The teacher continued, "Nothing like this has happened in all my years of teaching. This morning I was teaching a lesson on creative writing. And as I always do, I tell the story of the ant and the grasshopper:
"The ant works hard all summer and stores up plenty of food. But the grasshopper plays all summer and does no work. Then winter comes. The grasshopper begins to starve because he has no food. So he begs, 'Please Mr. Ant, you have much food. Please let me eat, too.' “Then I said, "Boys and girls, your job is to write the ending to the story."
"Your son, Mark, raised his hand.’Teacher, may I draw a picture?'
“‘Well, yes, Mark, if you like, you may draw a picture. But first you must write the ending to the story.'
"As in all the years past, most of the students said the ant shared his food through the winter, and both the ant and the grasshopper lived. A few children wrote, 'No, Mr. Grasshopper. You should have worked in the summer. Now I have just enough food for myself.' So the ant lived and the grasshopper died.
"But your son ended the story in a way different from any other child, ever. He wrote, 'So the ant gave all of his food to the grasshopper; the grasshopper lived through the winter. But the ant died.'
"And the picture? At the bottom of the page, Mark had drawn three crosses." (Pause)
8I say this not as a command, [Paul writes,] but to prove by the earnestness of others that your love also is genuine. 9For you know the grace of our Lord Jesus Christ, that though he was rich, yet for your sake he became poor, so that you by his poverty might become rich…

Jesus love for you is genuine. He gives you His gifts regularly. For example, in the Fourth Petition of the Lord’s Prayer we pray: Give us this day our daily bread.
What does this mean? God certainly gives daily bread to everyone without our prayers, even to all evil people, but we pray in this petition that God would lead us to realize this and to receive our daily bread with thanksgiving.
What is meant by daily bread? Daily bread includes everything that has to do with the support and needs of the body, such as food, drink, clothing, shoes, house, home, land, animals, money, goods, a devout husband or wife, devout children, devout workers, devout and faithful rulers, good government, good weather, peace, health, self control, good reputation, good friends, faithful neighbors, and the like.

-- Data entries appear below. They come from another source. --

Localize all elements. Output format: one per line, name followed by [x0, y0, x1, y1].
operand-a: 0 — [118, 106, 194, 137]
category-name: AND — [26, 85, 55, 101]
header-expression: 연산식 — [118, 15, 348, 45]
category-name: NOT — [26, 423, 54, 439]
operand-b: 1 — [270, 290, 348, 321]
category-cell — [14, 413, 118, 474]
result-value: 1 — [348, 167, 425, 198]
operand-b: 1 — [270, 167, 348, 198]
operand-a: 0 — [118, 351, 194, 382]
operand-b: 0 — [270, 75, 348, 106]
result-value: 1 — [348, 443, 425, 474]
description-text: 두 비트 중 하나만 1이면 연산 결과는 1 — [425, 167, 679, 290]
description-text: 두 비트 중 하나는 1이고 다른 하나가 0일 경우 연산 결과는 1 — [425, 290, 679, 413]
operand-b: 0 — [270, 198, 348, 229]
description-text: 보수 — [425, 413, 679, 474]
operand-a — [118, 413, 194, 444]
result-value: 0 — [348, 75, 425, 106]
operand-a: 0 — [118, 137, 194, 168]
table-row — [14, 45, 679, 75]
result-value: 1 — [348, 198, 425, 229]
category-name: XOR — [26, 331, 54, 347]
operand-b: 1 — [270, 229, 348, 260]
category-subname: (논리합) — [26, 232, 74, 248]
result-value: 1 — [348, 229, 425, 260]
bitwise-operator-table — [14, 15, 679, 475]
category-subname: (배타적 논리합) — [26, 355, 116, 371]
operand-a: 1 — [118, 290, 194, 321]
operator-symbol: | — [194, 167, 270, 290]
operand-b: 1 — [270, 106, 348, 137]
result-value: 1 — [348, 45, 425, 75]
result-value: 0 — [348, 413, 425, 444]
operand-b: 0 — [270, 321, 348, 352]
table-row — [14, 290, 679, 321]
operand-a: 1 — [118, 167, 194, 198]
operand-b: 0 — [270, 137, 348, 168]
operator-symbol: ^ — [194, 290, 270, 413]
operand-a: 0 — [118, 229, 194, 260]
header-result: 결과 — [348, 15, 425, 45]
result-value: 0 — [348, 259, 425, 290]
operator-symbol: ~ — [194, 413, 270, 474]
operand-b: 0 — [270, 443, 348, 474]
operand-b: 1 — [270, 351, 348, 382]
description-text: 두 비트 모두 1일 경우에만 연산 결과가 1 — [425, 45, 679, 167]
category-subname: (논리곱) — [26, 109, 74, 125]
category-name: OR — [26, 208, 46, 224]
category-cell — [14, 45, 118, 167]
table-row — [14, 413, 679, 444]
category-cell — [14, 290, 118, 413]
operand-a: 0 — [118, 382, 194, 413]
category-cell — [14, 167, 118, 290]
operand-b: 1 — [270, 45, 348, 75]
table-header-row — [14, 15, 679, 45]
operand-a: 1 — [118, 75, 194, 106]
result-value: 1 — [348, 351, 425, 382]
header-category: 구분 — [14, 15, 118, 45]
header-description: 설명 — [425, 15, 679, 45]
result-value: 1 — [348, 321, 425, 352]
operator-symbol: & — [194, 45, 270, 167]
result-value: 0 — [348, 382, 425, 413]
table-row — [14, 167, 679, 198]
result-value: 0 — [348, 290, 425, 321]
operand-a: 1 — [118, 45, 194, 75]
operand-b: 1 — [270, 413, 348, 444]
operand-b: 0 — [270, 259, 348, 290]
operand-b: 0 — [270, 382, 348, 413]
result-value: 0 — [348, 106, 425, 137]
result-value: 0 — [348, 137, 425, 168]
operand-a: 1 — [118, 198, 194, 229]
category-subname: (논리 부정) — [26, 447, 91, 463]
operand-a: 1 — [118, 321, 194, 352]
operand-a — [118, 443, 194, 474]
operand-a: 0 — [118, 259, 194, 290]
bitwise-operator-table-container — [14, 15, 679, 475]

St. Paul concludes: 13I do not mean that others should be eased and you burdened, but that as a matter of fairness 14your abundance at the present time should supply their need, so that their abundance may supply your need, that there may be fairness. 15As it is written, “Whoever gathered much had nothing left over, and whoever gathered little had no lack.”
As the Lord provided Manna to His people in the wilderness, know that with the Lord as your shepherd, you shall not want—you shall lack nothing you truly need . And neither shall your neighbor in need or the Lord’s work. Amen.

In the Name of the Father and of the + Son and of the Holy Spirit. Amen.